Los dos se fueron en el auto del mayor, en un silencio que solo era roto por las noticias del radio.

— ¿Tú cómo estás?– Donald preguntó, sintiéndose en deuda con aquel muchacho que había salvado la vida de su hijo.
— Bien...
— ¿Tus padres saben que estás aquí?
— No.– Confesó.— No deben de saber.
— Lo supuse.

Allí se quedó la conversación.
Frank miraba por la ventana, deseando que el tiempo avanzara más rápido, porque sentía que iba a explotar.
Cuando llegaron, Donald le pidió a la recepcionista el número de la habitación, que, al final, quedaba en la segunda planta.
Frank no tenía tiempo para esperar el atestado elevador, así que, maldiciendo su aptitud física, corrió lo más que pudo.
Subió las escaleras, sintiendo una especie de nerviosismo distinto al que pensaba tener.
No se detuvo hasta que vio a Donna sentada en una de las tantas sillas que había en la sala de espera.

— Donna...

La señora estaba demacrada; las marcas provocadas por la edad estaban más remarcadas que nunca, y los ojos rojos eran provocados por tanto llorar.
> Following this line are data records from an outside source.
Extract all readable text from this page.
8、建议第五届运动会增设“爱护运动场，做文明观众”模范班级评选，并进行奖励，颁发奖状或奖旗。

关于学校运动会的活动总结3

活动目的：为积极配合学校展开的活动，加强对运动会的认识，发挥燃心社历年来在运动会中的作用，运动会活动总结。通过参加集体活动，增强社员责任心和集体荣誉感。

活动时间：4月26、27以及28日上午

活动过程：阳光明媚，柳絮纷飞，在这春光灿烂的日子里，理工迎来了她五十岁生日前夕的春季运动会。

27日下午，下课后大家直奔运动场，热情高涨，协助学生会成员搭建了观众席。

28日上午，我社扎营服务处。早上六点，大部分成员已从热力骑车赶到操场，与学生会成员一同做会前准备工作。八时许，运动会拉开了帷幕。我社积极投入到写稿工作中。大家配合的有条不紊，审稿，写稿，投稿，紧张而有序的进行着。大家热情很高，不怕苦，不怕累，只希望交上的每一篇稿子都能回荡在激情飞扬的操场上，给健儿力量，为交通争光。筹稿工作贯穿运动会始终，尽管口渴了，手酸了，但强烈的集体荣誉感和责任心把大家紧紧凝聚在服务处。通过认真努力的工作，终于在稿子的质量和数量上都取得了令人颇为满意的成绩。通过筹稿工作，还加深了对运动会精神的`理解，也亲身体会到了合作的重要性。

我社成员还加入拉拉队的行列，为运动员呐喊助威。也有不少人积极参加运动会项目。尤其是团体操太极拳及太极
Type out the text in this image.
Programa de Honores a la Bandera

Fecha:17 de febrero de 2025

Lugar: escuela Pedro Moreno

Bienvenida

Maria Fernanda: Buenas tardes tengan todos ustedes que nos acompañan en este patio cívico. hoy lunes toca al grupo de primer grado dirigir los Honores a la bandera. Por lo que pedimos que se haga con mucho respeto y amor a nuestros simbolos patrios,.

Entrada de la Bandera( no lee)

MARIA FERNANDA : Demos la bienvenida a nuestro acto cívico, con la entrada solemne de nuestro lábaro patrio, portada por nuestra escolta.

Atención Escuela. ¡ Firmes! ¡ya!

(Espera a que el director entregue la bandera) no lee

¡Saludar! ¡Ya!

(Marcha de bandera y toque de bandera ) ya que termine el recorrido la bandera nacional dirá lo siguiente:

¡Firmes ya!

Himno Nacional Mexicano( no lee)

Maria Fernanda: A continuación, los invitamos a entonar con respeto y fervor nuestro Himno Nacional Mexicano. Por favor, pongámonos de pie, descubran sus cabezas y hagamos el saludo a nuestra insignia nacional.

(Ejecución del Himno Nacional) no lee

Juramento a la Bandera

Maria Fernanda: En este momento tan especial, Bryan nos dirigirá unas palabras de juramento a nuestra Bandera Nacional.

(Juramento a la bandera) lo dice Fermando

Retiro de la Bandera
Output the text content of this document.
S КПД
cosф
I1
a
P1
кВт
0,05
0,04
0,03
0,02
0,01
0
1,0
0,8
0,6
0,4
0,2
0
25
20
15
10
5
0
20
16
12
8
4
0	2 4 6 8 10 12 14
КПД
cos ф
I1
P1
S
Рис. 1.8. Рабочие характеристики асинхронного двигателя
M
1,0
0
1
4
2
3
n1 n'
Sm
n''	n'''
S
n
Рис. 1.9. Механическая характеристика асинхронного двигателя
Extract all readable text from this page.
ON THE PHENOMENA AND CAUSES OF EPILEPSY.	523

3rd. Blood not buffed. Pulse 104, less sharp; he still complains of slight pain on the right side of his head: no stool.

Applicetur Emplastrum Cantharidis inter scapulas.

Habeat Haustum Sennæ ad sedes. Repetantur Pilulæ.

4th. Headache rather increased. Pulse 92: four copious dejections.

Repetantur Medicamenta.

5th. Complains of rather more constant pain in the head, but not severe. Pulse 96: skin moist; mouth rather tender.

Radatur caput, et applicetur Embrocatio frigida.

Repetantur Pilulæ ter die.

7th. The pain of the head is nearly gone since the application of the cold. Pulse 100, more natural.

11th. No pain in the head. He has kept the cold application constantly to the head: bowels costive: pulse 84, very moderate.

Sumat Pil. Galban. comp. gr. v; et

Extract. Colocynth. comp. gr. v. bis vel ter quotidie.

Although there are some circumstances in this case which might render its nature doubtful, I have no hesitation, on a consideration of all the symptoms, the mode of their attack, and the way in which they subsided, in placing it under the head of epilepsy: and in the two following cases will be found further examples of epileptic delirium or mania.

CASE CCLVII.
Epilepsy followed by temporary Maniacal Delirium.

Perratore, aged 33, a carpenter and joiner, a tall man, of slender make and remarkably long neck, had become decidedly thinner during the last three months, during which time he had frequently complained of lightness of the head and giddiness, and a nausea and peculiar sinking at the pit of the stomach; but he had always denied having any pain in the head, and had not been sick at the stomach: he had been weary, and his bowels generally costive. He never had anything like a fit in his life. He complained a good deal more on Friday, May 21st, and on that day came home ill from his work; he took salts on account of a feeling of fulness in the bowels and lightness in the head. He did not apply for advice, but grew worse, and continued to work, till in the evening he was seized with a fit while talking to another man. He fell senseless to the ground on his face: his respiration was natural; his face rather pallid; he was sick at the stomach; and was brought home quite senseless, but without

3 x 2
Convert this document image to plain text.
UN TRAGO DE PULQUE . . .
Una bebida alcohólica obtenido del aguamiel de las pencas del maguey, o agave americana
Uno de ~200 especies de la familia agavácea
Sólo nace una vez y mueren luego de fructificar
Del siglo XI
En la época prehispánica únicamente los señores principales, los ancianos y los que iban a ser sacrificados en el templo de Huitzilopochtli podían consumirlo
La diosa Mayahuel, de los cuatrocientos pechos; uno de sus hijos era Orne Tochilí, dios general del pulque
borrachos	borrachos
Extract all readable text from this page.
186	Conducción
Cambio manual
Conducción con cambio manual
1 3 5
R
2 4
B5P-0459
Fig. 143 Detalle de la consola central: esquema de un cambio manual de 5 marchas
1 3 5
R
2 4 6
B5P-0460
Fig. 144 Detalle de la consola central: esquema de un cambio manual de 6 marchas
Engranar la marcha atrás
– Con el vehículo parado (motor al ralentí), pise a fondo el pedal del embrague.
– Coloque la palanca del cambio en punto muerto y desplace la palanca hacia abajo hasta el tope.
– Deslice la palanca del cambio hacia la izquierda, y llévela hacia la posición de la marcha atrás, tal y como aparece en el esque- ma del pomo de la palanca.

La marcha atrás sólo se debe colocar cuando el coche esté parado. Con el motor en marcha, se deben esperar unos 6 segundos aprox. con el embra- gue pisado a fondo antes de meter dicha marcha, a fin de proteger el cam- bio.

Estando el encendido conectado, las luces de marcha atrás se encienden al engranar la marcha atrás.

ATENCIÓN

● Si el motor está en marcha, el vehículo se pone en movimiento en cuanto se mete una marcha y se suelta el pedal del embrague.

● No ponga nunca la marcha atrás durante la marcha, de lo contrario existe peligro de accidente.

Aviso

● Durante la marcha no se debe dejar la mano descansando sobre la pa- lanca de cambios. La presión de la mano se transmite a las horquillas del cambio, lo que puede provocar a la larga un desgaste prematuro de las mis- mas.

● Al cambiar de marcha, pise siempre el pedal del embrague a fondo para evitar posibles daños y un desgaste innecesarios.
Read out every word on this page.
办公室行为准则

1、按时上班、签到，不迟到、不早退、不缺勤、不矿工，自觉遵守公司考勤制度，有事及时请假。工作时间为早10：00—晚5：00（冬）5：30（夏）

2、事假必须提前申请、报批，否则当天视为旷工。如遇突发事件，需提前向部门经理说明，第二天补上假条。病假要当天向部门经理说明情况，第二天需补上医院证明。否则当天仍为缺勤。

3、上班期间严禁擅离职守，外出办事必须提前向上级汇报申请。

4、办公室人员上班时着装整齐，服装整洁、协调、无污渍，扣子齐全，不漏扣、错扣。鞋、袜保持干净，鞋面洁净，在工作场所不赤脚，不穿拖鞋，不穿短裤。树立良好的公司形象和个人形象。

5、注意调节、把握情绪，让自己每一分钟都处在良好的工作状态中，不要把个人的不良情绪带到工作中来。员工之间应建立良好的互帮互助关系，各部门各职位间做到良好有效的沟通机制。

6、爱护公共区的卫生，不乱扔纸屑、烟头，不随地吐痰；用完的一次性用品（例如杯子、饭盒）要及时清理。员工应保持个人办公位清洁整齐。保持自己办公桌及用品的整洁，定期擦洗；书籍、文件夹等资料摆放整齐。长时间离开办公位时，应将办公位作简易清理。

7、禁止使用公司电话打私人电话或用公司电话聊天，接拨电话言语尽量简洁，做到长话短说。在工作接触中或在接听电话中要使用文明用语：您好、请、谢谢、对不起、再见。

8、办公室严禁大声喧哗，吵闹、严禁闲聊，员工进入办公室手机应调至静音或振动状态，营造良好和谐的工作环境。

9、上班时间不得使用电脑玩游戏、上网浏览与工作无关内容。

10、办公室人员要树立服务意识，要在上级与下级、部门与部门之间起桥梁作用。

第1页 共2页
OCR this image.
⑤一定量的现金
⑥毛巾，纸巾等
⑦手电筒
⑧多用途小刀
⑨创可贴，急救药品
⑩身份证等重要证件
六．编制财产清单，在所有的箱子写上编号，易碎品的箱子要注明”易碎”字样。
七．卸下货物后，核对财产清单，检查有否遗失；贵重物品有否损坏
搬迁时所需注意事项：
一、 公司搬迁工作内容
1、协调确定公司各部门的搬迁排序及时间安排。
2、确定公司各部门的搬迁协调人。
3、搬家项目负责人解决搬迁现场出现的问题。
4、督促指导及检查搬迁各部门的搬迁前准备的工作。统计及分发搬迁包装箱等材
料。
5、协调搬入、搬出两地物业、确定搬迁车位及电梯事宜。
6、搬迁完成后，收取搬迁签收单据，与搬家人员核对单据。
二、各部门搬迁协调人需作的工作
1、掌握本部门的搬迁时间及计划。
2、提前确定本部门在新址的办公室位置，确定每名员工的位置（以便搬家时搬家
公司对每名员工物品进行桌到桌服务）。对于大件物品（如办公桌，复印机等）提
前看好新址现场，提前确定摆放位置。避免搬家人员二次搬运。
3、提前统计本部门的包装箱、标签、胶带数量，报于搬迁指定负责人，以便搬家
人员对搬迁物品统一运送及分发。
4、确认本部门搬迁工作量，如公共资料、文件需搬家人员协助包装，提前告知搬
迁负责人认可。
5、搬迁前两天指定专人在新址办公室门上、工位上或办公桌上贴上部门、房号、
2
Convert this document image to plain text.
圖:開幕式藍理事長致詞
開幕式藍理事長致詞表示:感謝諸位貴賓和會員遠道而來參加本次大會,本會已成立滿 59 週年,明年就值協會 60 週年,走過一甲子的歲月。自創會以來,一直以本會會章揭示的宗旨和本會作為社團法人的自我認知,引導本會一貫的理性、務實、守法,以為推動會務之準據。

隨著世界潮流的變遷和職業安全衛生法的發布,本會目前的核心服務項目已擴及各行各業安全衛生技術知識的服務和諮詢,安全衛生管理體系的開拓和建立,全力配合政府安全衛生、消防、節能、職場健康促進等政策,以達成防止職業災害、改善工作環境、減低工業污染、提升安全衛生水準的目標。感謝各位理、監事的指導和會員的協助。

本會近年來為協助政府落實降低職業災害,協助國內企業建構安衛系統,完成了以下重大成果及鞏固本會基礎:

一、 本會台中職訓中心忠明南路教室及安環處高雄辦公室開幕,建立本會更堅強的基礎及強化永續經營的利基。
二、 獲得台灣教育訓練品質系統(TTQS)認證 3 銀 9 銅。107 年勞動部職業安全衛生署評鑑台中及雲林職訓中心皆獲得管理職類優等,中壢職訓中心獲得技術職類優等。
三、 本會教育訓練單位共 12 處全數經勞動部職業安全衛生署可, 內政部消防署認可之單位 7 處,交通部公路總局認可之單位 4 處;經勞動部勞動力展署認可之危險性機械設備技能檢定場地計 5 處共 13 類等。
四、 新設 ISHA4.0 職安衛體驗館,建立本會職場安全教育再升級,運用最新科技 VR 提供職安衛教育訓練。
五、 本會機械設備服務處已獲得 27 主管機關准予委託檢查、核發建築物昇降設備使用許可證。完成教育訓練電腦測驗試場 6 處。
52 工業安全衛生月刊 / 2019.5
— Oh, Frank.– Se limpió los ojos con un pañuelo.— No sabía que vendrías.
— ¿Cómo está?
— Bien, le hicieron un lavado de estómago y está durmiendo.

No supo qué agregar, así que se mantuvo callado.

— Dijo el médico que cuando despierte podemos entrar a verlo.
— ¿Cómo te encuentras, Donna?
— Bien, hijo. Ven, siéntate.

Le hizo caso, sintiéndose mal por la pobre señora.

— ¿Qué pasó, Frank? ¿Qué hice mal?– Sollozó.
— No es tu culpa...
— Si, lo es, Frank, ¿Es que no le presto demasiada atención?
— No, Donna.– Le agarró las manos, mirándola a los ojos.— No tienes la culpa de nada.

En realidad ni él sabía por qué Gerard había hecho lo que hizo.

— Eres una gran persona, Frank. Le agradezco a Dios que te haya puesto en el camino de Gerard.